Procysbi approved for rare genetic liver condition
Specifically, the recommendation for Procysbi (cysteamine bitartrate) covers the medicine’s use in the management of nephropathic cystinosis in children (over the age of six) and adults.
Cystinosis is a rare condition that involves the build-up of the amino acid cystine in a person’s cells, leading to kidney problems. It is thought to affect about 500 people in the US and 3,000 worldwide, and is fatal if not treated during childhood.
Nephropathic cystinosis is the most severe form of the condition, and causes major damage to the kidneys.
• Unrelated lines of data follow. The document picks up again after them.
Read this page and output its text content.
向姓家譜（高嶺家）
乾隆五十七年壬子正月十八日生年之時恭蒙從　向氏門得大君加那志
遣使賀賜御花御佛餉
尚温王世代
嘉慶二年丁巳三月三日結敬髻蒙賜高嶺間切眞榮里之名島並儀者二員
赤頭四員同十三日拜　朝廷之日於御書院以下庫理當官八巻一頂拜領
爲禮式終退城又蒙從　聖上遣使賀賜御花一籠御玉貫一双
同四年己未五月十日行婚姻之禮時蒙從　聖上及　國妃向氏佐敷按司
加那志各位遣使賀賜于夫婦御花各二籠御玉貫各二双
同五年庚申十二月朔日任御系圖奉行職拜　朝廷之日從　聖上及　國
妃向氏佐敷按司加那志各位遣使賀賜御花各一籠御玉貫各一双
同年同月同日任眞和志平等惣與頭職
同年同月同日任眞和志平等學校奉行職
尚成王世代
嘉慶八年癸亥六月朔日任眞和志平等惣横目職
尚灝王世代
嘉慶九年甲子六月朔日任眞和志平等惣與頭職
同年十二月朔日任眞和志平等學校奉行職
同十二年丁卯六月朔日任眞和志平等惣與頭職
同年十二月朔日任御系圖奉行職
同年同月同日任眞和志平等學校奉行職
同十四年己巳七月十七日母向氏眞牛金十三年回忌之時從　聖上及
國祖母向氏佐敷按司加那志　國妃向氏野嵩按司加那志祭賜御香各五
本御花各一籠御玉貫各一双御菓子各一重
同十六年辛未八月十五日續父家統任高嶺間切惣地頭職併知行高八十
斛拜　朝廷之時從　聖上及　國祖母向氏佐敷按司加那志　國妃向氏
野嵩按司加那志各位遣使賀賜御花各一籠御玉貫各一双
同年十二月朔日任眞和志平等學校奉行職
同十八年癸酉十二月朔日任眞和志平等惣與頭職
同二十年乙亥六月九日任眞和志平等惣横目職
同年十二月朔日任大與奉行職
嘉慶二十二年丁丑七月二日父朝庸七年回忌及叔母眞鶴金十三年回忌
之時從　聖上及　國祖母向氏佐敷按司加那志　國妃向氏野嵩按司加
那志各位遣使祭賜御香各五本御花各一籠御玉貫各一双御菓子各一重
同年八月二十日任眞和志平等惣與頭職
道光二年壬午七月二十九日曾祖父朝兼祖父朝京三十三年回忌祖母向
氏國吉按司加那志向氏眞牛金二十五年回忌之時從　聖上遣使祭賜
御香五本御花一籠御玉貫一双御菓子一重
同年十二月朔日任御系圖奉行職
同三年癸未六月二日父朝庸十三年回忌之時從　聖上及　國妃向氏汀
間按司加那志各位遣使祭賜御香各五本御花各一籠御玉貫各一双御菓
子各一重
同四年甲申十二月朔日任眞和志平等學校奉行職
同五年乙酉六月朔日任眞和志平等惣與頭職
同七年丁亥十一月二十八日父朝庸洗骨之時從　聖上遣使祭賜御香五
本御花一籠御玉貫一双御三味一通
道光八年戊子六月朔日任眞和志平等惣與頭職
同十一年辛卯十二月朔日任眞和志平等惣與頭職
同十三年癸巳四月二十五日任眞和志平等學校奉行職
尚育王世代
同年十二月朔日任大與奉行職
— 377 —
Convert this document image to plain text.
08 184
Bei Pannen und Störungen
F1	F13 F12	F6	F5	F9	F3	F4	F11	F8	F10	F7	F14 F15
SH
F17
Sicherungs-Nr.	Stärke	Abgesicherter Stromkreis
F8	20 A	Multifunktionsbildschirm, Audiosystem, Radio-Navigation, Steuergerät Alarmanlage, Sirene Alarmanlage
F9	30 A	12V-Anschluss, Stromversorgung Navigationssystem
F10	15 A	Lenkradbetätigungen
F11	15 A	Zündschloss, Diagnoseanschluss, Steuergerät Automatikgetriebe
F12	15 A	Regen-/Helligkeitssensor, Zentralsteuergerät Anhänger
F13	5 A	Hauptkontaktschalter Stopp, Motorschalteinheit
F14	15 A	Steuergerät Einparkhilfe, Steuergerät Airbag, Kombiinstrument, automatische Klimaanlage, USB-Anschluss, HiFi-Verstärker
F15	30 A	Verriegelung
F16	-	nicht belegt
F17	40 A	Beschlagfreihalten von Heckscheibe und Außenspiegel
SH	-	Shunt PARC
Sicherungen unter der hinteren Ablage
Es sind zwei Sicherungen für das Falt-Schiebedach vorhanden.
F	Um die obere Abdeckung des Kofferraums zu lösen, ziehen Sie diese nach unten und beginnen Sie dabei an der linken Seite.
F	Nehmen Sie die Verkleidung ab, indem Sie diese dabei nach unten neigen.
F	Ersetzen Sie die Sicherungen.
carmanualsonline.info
The approval gives patients with nephropathic cystinosis another treatment option to the already recommended Cystagon (mercaptamine), marketed by Mylan.
However, Procysbi’s long-acting formulation means it needs only to be take every 12 hours, compared to every six hours for Cystagon, giving Raptor’s medicine the edge.
Procysbi was granted orphan drug status by the FDA as part of Raptor’s application due to the unmet medical need of its proposed indication, and marks another step in the continuing growth of the rare disease market, which has been fuelled by attractive development environments.
Kcentra approved to reverse effects of anticoagulant
The FDA also approved CSL Behring’s Kcentra (prothrombin complex concentrate) for the urgent reversal of anticoagulation caused by a vitamin K antagonist, such as warfarin, in adults with acute major bleeding.
Patients take these antagonists to prevent clotting in conditions such as atrial fibrillation, but thinning the blood this way can lead to acute bleeding.
The FDA has already approved plasma to reverse this process, but this has to be matched by blood group and kept frozen, meaning there can be significant delays in its use.
The approval for Kcentra comes with a boxed warning regarding the risk of blood clots. The FDA also said patients receiving Kcentra should be monitored for signs and symptoms of thromboembolic events, as both fatal and non-fatal arterial and venous thromboembolic complications have been reported in clinical trials and post marketing surveillance.